If an LLM was used in any fashion, then this statement is simply a lie.

lukan

But then you cannot write that

"The Zigbook intentionally contains no AI-generated content—it is hand-written"

PaulRobinson

You can't just say that a linguistic style "proves" or even "suggests" AI. Remember, AI is just spitting out things its seen before elsewhere. There's plenty of other texts I've seen with this sort of writing style, written long before AI was around.

Can I also ask: so what if it is or it isn't?

While AI slop is infuriating, and the bubble hype is maddening, I'm not sure every time somebody sees some content they don't like the style of we just call out it "must" be AI, and debate if it is or it isn't is not at least as maddening. It feels like all content published now gets debated like this, and I'm definitely not enjoying it.

maxbond

You can be skeptical of anything but I think it's silly to say that these "Not just A, but B" constructions don't strongly suggest that it's generated text.

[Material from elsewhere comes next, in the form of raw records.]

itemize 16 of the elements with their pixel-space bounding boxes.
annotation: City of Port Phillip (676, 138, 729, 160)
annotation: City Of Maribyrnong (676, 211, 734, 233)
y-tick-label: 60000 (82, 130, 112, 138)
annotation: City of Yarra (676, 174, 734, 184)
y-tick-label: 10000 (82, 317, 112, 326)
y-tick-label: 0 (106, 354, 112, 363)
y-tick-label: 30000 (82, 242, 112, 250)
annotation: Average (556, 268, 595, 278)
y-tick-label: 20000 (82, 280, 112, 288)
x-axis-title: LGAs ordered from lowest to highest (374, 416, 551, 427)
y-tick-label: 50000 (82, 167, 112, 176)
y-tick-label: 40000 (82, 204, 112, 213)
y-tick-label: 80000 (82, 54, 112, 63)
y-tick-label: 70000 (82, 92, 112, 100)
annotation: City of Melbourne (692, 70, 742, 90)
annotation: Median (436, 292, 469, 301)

As to why it matters, doesn't it matter when people lie? Aren't you worried about the veracity of the text if it's not only generated but was presented otherwise? That wouldn't erode your trust that the author reviewed the text and corrected any hallucinations even by an iota?

null

[deleted]

serial_dev

It was very hard to find a link to the table of contents… then I tried opening it and the link didn’t work. I’m on iOS. I’d have loved to take a look quickly what’s in the book…

wosined

Some text is unreadable because it is so small.